The Infinity of Lists
- First edition (publ. Bompiani)
- Author: Umberto Eco
- Original title: La Vertigine della Lista
- Language: English
- Subject: Lists
- Genre: Non-fiction
- Publisher: Louvre
- ISBN: 978-0847832965

= The Infinity of Lists =

2009 book by Umberto Eco

The Infinity of Lists (Note: Originally published in Italian as La Vertigine della Lista (The Vertigo of Lists).) is a 2009 book by Umberto Eco on the topic of lists. It was produced in collaboration with the Louvre.

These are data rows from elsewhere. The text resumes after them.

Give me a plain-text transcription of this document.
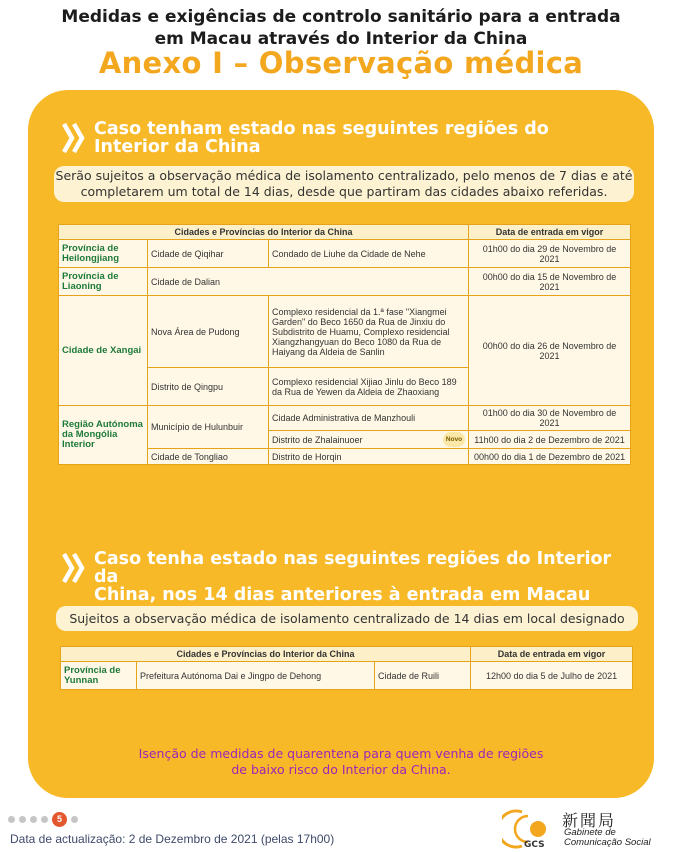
Medidas e exigências de controlo sanitário para a entrada
em Macau através do Interior da China
Anexo I – Observação médica
Caso tenham estado nas seguintes regiões do
Interior da China
Serão sujeitos a observação médica de isolamento centralizado, pelo menos de 7 dias e até
completarem um total de 14 dias, desde que partiram das cidades abaixo referidas.
Cidades e Províncias do Interior da China			Data de entrada em vigor
Província de Heilongjiang	Cidade de Qiqihar	Condado de Liuhe da Cidade de Nehe	01h00 do dia 29 de Novembro de 2021
Província de Liaoning	Cidade de Dalian		00h00 do dia 15 de Novembro de 2021
Cidade de Xangai	Nova Área de Pudong	Complexo residencial da 1.ª fase "Xiangmei Garden" do Beco 1650 da Rua de Jinxiu do Subdistrito de Huamu, Complexo residencial Xiangzhangyuan do Beco 1080 da Rua de Haiyang da Aldeia de Sanlin	00h00 do dia 26 de Novembro de 2021
	Distrito de Qingpu	Complexo residencial Xijiao Jinlu do Beco 189 da Rua de Yewen da Aldeia de Zhaoxiang	
Região Autónoma da Mongólia Interior	Município de Hulunbuir	Cidade Administrativa de Manzhouli	01h00 do dia 30 de Novembro de 2021
		Distrito de Zhalainuoer Novo	11h00 do dia 2 de Dezembro de 2021
	Cidade de Tongliao	Distrito de Horqin	00h00 do dia 1 de Dezembro de 2021
Caso tenha estado nas seguintes regiões do Interior da
China, nos 14 dias anteriores à entrada em Macau
Sujeitos a observação médica de isolamento centralizado de 14 dias em local designado
Cidades e Províncias do Interior da China			Data de entrada em vigor
Província de Yunnan	Prefeitura Autónoma Dai e Jingpo de Dehong	Cidade de Ruili	12h00 do dia 5 de Julho de 2021
Isenção de medidas de quarentena para quem venha de regiões
de baixo risco do Interior da China.
5
Data de actualização: 2 de Dezembro de 2021 (pelas 17h00)	GCS
新聞局
Gabinete de
Comunicação Social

The examples of lists in the work range from Hesiod's list of the progeny of gods to Rabelais's list of bottom wipes.

==Reception==
Simon Schama, writing for Financial Times, described the book (in list form) as a delight: "profuse, plethoric, prolix, plentiful, playful, populous, picaresque, picturesque; copious, cornucopian, congested, clotted; incontinent, infested, infectious; omnivorous, orgiastic, odd; abundant, redundant; multifarious, multitudinous; glutted, gargantuan, inclusive, elusive, and...exhaustive." However, Schama also described it as exasperating: "If its pleasures easily overwhelm its irritants, that's because the book has the charm of extreme greed."